Obviously, the Des Moines Register and some other news outlets, don’t understand why state employees loaning huge sums of money to their boss’s re-election campaign is problematic, unethical, and likely illegal.
By Miller’s campaign owing two of his subordinates $95,000, one has to question if Miller could punish his two deputies if something would happen to warrant it? On Saturday, Republican Party of Iowa Chairman Matt Straw raised additional questions in a press conference.
Since Miller controls the wages to these employees, Strawn questioned how Iowa taxpayers would be assured their tax dollars are not being used to repay a campaign debt if these employees receive a raise or bonus. Strawn also wants to know if Miller, or anyone in his office, used official resources to arrange the campaign loans.

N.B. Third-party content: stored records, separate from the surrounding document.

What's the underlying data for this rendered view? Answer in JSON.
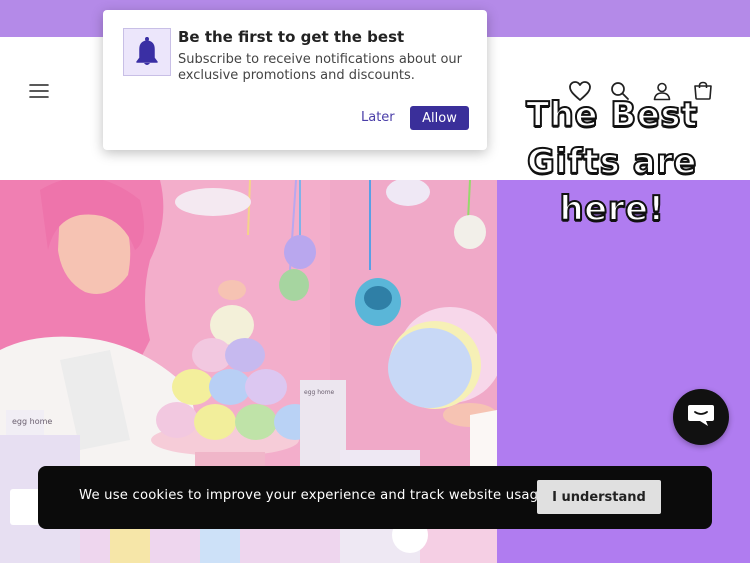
{
  "colors": {
    "announcement_bg": "#b48ae8",
    "hero_panel_bg": "#b07cf0",
    "cookie_bar_bg": "#0b0b0b",
    "allow_button_bg": "#3a2f9a"
  },
  "header": {
    "icons": [
      "menu-icon",
      "heart-icon",
      "search-icon",
      "account-icon",
      "cart-icon"
    ]
  },
  "notification": {
    "title": "Be the first to get the best",
    "body": "Subscribe to receive notifications about our exclusive promotions and discounts.",
    "later_label": "Later",
    "allow_label": "Allow",
    "icon": "bell-icon"
  },
  "hero": {
    "heading_lines": [
      "The Best",
      "Gifts are",
      "here!"
    ],
    "photo_texts": [
      "egg home",
      "egg home"
    ]
  },
  "cookie": {
    "text": "We use cookies to improve your experience and track website usage.",
    "button_label": "I understand"
  },
  "chat": {
    "icon": "chat-bubble-icon"
  }
}
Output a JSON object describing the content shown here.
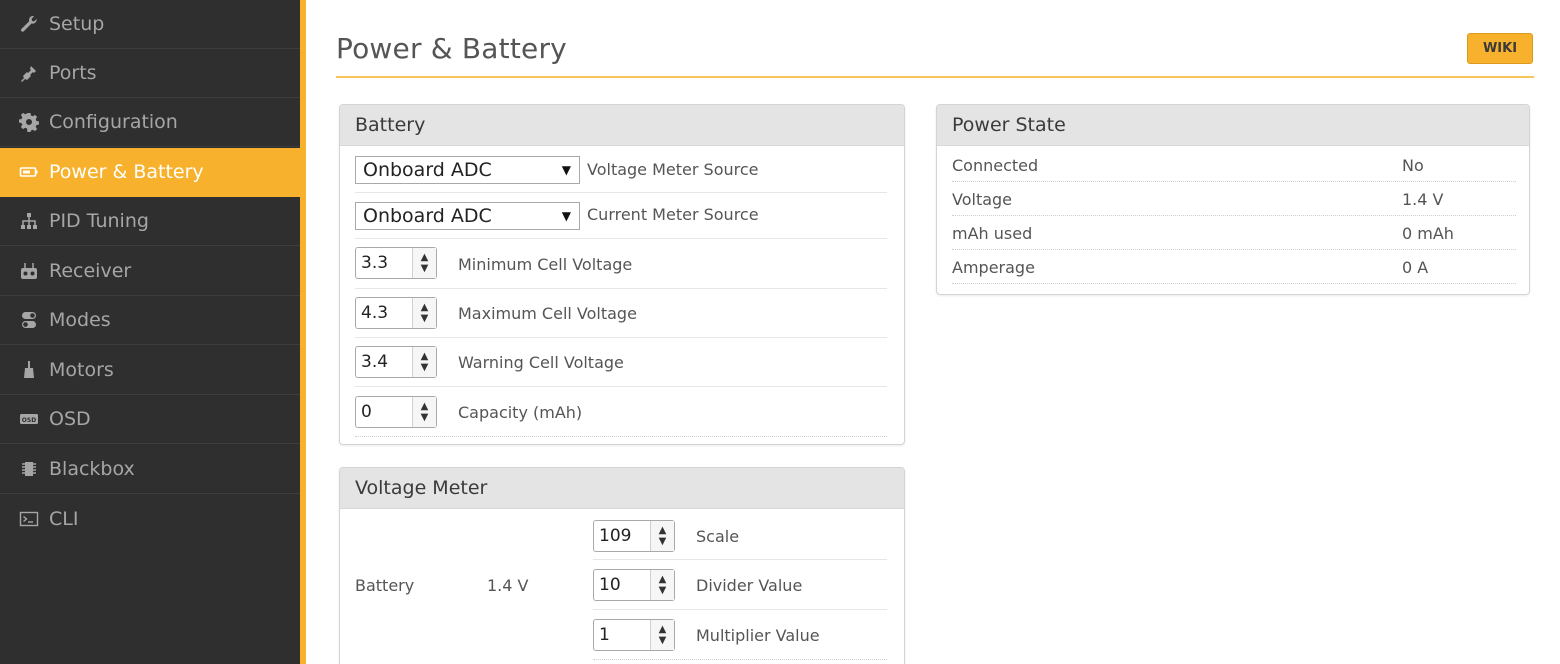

The Iowa GOP announced that it would file a public records request to determine if official resources were used to arrange these campaign loans. These are all important questions, but the focus of the discussion needs to be on whether or not Miller broke the law.
Strawn cited Iowa Code, section 721.2 which says, “Any public officer or employee, or any person acting under color of such office or employment, who knowingly does any of the following, commits a serious misdemeanor… Demands that any public employee contribute or pay anything of value, either directly or indirectly, to any person, organization or fund, or in any way coerces or attempts to coerce any public employee to make any such contributions or payments, except where such contributions or payments are expressly required by law..
Miller and his two employees are also subject to the federal Hatch Act. The Hatch Act makes it illegal to ask subordinate employees to help with his reelection campaign.
What’s at issue here is that the $95,000 Miller received from two of his deputies was a loan, not a contribution. Had Miller’s two deputies made contributions to his campaign, there wouldn’t be much to take issue with. However, since they made loans to his campaign, it is reasonable to conclude that Miller asked his employees for the money and negotiated the terms of the loan, and that is where he gets in trouble.
It is highly doubtful that anybody, let alone two employees, would come up to Miller out of the blue and offer his campaign loans in the amounts of $20,000 and $75,000. Loans don’t just happen, they are negotiated, which is why Miller is likely violation of the Hatch act.
The media needs to ponder the following question. What happens if one of these two employees were to miss an important deadline and two sex offenders are released on a technicality? Could Attorney General Miller really fire them if he owes them money? At the very least, his campaign owing money to an employee will upset the balance between Miller and his subordinates.
Iowans needs an Attorney General who isn’t under the influence of owing his employees money. Iowa needs an Attorney General who actually follows the laws instead of breaking them when his campaign is in peril. Miller might have saved his re-election campaign by accepting these loans, but he destroyed the creditability of his office in doing so.